Entwicklung eines Reibmodells zur Beschreibung der tribologischen Verhältnisse in der Kaltmassivumformung bei strukturierten Halbzeugoberflächen

 

Problemstellung

Umfangreiche Prozesssimulationen in der Umformtechnik kristallisieren sich mehr und mehr als Faktor für erfolgreiche Werkzeug- und Prozessplanung in Unternehmen der Kaltmassivumformung heraus. Der steigende Kostendruck verlangt nach schnellen, aussagekräftigen Simulationen, die die Anzahl an Realversuchen minimieren und somit Prozessauslegungen an kritischen Stellen im Produktionsprozess vereinfachen.
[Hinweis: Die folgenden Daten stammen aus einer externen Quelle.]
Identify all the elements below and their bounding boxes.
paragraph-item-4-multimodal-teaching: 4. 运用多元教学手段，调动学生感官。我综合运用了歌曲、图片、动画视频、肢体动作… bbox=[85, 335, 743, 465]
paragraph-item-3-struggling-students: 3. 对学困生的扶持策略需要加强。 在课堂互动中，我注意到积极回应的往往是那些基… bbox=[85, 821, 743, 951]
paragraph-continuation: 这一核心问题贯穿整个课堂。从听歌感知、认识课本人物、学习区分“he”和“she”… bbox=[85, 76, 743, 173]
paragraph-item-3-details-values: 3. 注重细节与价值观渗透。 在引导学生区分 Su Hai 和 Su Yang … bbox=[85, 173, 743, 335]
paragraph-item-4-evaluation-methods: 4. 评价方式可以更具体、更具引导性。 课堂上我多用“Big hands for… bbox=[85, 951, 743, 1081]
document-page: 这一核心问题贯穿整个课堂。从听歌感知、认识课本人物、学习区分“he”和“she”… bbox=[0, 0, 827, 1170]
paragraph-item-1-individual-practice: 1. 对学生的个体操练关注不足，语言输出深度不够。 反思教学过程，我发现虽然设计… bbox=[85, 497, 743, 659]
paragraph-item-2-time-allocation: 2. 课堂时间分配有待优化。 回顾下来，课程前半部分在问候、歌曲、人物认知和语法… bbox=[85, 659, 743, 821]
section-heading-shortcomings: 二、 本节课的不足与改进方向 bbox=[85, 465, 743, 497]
Zudem besteht Bedarf an alternativen Schmierstoffsystemen, die es in Zukunft ermöglichen sollen, gebräuchliche Tribosysteme zu ergänzen. Die heute erfolgreich eingesetzten Bonderverfahren zeichnen sich neben ihren guten Schmierungseigenschaften unter hohen Drücken durch schlechte Umweltverträglichkeit sowie hohen Reinigungsaufwand vor nachfolgenden Bearbeitungsschritten aus.

Moderne FE-Systeme bieten für die Massivumformung weit entwickelte Modellierungs- und Berechnungsalgorithmen. Den komplexen Vorgängen im Tribosystem wird aufgrund der einfachen Reibmodelle nur unzureichend Rechnung getragen. In [Abbildung 1] sind die heute häufig implementierten Reibmodelle nach Coulomb sowie das Reibfaktorgesetz abgebildet.
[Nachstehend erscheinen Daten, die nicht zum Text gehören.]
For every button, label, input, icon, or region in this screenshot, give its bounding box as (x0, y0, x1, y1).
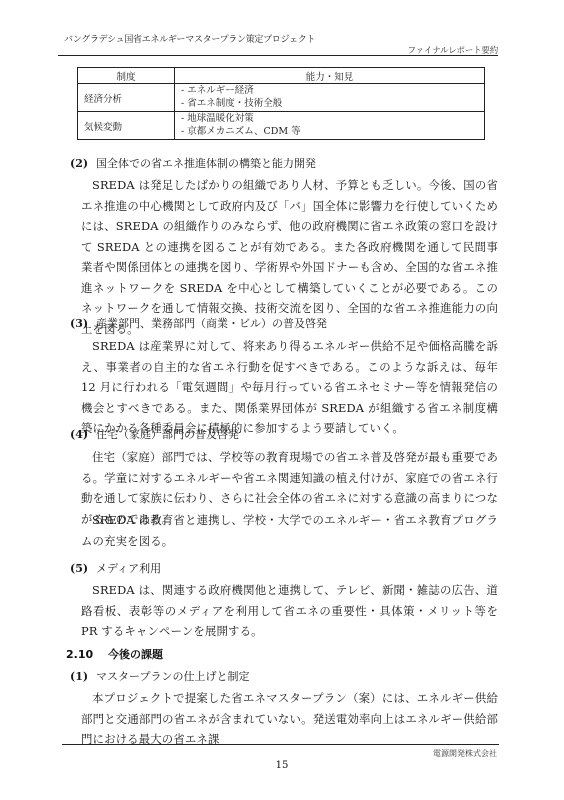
institution-cell: 気候変動 (78, 112, 175, 140)
subsection-title: メディア利用 (96, 562, 161, 575)
body-paragraph: 本プロジェクトで提案した省エネマスタープラン（案）には、エネルギー供給部門と交通… (81, 688, 498, 750)
subsection-heading: (5)メディア利用 (70, 560, 161, 576)
capability-item: - 省エネ制度・技術全般 (181, 98, 478, 111)
body-paragraph: SREDA は産業界に対して、将来あり得るエネルギー供給不足や価格高騰を訴え、事… (81, 336, 498, 439)
subsection-title: マスタープランの仕上げと制定 (96, 670, 249, 683)
subsection-title: 国全体での省エネ推進体制の構築と能力開発 (96, 157, 316, 170)
capability-cell: - エネルギー経済 - 省エネ制度・技術全般 (175, 84, 485, 112)
table-row: 経済分析 - エネルギー経済 - 省エネ制度・技術全般 (78, 84, 485, 112)
capability-cell: - 地球温暖化対策 - 京都メカニズム、CDM 等 (175, 112, 485, 140)
column-header-capability: 能力・知見 (175, 68, 485, 84)
body-paragraph: SREDA は教育省と連携し、学校・大学でのエネルギー・省エネ教育プログラムの充… (81, 510, 498, 551)
footer-divider (62, 744, 499, 745)
subsection-number: (2) (70, 157, 96, 170)
subsection-number: (5) (70, 562, 96, 575)
subsection-number: (4) (70, 428, 96, 441)
page-number: 15 (0, 760, 564, 771)
company-name: 電源開発株式会社 (433, 748, 497, 759)
subsection-number: (1) (70, 670, 96, 683)
column-header-institution: 制度 (78, 68, 175, 84)
subsection-heading: (1)マスタープランの仕上げと制定 (70, 668, 249, 684)
table-row: 気候変動 - 地球温暖化対策 - 京都メカニズム、CDM 等 (78, 112, 485, 140)
subsection-title: 産業部門、業務部門（商業・ビル）の普及啓発 (96, 317, 327, 330)
section-heading: 2.10今後の課題 (66, 646, 163, 662)
section-number: 2.10 (66, 648, 108, 661)
subsection-heading: (4)住宅（家庭）部門の普及啓発 (70, 426, 239, 442)
capability-table: 制度 能力・知見 経済分析 - エネルギー経済 - 省エネ制度・技術全般 気候変… (77, 67, 485, 140)
section-title: 今後の課題 (108, 648, 163, 661)
capability-item: - 地球温暖化対策 (181, 113, 478, 126)
document-title: バングラデシュ国省エネルギーマスタープラン策定プロジェクト (64, 32, 315, 45)
subsection-title: 住宅（家庭）部門の普及啓発 (96, 428, 239, 441)
capability-item: - 京都メカニズム、CDM 等 (181, 126, 478, 139)
subsection-number: (3) (70, 317, 96, 330)
header-divider (58, 55, 498, 56)
table-header-row: 制度 能力・知見 (78, 68, 485, 84)
body-paragraph: SREDA は、関連する政府機関他と連携して、テレビ、新聞・雑誌の広告、道路看板… (81, 580, 498, 642)
capability-item: - エネルギー経済 (181, 85, 478, 98)
subsection-heading: (3)産業部門、業務部門（商業・ビル）の普及啓発 (70, 315, 327, 331)
institution-cell: 経済分析 (78, 84, 175, 112)
subsection-heading: (2)国全体での省エネ推進体制の構築と能力開発 (70, 155, 316, 171)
Die Effekte der lokal auftretenden, starken Oberflächenveränderungen durch Einebnung und Reibung, die während der Kaltmassivumformung auftreten, können diese Modelle nicht abbilden. Eine lokale Vernetzung der Werkstückoberfläche mit hinreichend engen Elementstrukturen könnte die Auswirkungen der Strukturierungen am Werkstück erfassen. Jedoch sprengen die dafür notwendigen Rechenoperationen bei weitem die aktuellen Rechnerleistungen.

Abbildung 1: Reibmodelle
Abbildung 1: Reibmodelle

Zielsetzung

Im Rahmen eines DFG-Projektes wird ein halbempirisches Reibmodell entwickelt, das den aktuellen Anforderungen aus der Kaltmassivumformung gerecht wird. Neue Ansätze, wie die Reduktion von Prozesskräften durch gezielte Oberflächenstrukturierung zur Ausbildung von hydrostatischen und dynamischen Schmierstofftaschen werden integriert. Dieses Reibmodell kann in FE-Entwicklungsumgebungen implementiert werden. Während der Entwicklungsphase soll das Reibmodell in der Software MSC-Superform getestet werden.
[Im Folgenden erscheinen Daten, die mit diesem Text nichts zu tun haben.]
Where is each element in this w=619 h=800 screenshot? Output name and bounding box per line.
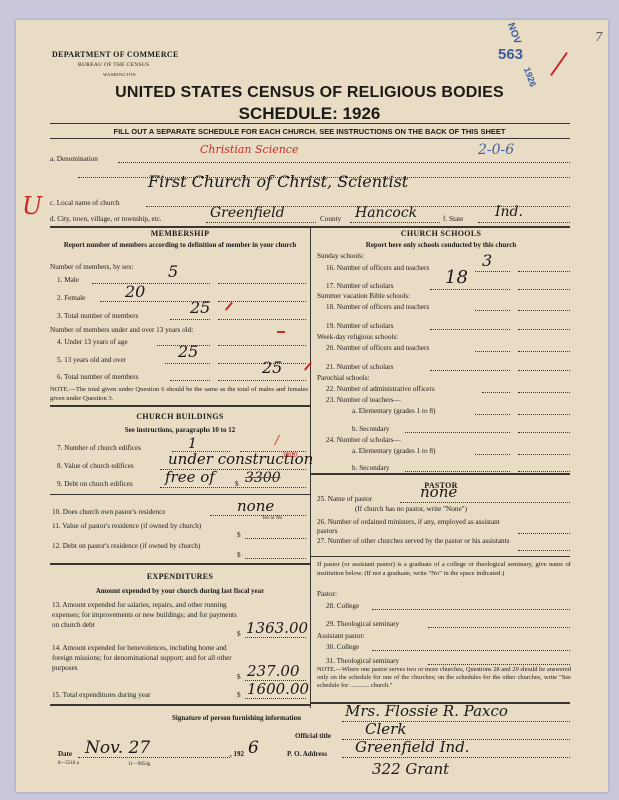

Das zu entwickelnde Reibmodell basiert auf physikalischen Grundlagen, erfasst alle wesentlichen Einflussparameter, die Auswirkungen auf das tribologische System haben, und soll ohne Ermittlung spezieller Kenngrößen auf andere tribologische Systeme übertragbar sein.

Lösungsweg

Basierend auf der Entwicklung von Reibmodellen für unstrukturierte Probenflächen wird ein Modell für strukturierte Probenoberflächen entwickelt. Für die Ermittlung der Reibwerte unter verschiedenen Prozesszuständen wird die institutseigene Gleitstauchanlage angepasst und erweitert. Hierfür wird die Probe auf der Mantelfläche liegend gestaucht und unter Aufrecherhaltung der Stauchkraft über die Reibplatte gezogen [Abbildung 2].

Abbildung 2: Gleitstauchversuch mit eingeformter, stehender Probe
Abbildung 2: Gleitstauchversuch mit eingeformter, stehender Probe

Die gezielte Einstellbarkeit von Oberflächenvergrößerung, Kontaktnormalspannung, Reibweg, Relativgeschwindigkeit und Temperatur gewährleistet die Abbildung industrieller Umformparameter in dem hier angewandten Laborversuch. Die Verifikation der Ergebnisse erfolgt am Beispiel eines dreistufigen Vollvorwärtsfließpressprozesses.